Strona:PL Władysław Stanisław Reymont - Bunt - Baśń.djvu/193

Z Wikiźródeł, wolnej biblioteki
Ta strona została uwierzytelniona.

Stary „Srokacz“, który wydostał się z lasów mocno poturbowany i jakby niespełna rozumu, wałęsał się wciąż, nie mogąc sobie znaleźć miejsca, i wciąż porykiwał.
— Mówiłem, źle się skończy! Mówiłem! Szukajmy pana, szukajmy człowieka! Uu! Uu!
Reks wrócił na barłóg zgryziony i rozgoryczony.
— Podłe mięso — zaskomlała wilczyca, wysłuchawszy relacji. — Już ich roznosi pasza.
— Nażerają się po gardziele, nic nie robią i czegóż im więcej? — Biadał.
— Mają za dobrze. Bieda przyprowadzi ich do rozumu. Trzeba ruszać dalej.
— A teraz ja się boję, czy pójdą? Czułem w nich nienawiść! I za co? Za co? Prawda, pastwiska już stratowane i wytarte, wody też zapaskudzone. Czem ich poruszyć?
— Obietnicami. Obiecuj, co jęzor wytrzyma, uwierzą i pójdą.

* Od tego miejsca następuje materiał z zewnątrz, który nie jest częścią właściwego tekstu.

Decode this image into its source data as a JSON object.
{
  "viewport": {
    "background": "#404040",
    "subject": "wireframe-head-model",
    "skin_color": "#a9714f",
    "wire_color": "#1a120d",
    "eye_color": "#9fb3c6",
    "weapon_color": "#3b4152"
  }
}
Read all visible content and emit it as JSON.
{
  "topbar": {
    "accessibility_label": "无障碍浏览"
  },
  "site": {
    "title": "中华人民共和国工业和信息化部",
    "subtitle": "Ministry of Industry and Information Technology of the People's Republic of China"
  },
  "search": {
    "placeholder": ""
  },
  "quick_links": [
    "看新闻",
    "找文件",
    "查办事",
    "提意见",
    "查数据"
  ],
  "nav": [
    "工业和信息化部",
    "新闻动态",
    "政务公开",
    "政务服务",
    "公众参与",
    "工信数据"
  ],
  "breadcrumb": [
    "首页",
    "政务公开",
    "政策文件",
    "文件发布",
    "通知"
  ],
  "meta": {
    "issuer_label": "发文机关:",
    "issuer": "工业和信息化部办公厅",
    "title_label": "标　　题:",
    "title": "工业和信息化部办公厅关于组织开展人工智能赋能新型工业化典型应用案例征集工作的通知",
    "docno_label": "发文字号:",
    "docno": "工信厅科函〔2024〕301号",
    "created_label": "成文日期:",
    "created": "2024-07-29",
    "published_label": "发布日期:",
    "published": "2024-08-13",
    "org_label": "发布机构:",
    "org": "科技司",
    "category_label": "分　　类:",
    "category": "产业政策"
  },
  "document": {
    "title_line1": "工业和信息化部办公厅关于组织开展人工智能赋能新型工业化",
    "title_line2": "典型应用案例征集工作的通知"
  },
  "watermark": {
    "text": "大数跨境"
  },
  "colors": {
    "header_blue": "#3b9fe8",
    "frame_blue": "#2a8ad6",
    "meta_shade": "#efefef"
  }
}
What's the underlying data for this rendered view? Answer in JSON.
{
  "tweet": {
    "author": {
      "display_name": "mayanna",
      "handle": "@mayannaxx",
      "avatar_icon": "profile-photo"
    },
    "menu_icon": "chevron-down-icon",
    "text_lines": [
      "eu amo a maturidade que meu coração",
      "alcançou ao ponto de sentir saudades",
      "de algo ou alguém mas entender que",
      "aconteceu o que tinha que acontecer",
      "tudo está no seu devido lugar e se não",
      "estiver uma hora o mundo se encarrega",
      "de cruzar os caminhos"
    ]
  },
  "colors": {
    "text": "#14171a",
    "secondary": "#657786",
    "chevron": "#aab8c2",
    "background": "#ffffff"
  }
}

— Jakże to? — Warknął zgorszony.
— Obiecanka — cacanka, a głupiemu radość! Nic nie zełżesz. Szczęście leży w nadziei. A czemże żyli dotąd? I jeszcze powiadają: nadzieja matką głupich, a jabym wyła na wszystek świat, że nadzieja matką wszystkich. Niech owczarki poniosą niby to tajoną wieść, jako wędrówka skończy się w dolinie pod górami, że tam już kres ostateczny; tam wolność i szczęście. Trzeba ich czemś poruszyć, bo jak się rozsmakują w tem błogiem lenistwie, dalej nie pójdą. Zresztą, alboż im to źle? Żrą dosyta, człowiek ich nie wytępia, i bat nad niemi nie poświstuje. Żeby tam, gdzie ich prowadzisz, nie mieli tylko gorzej.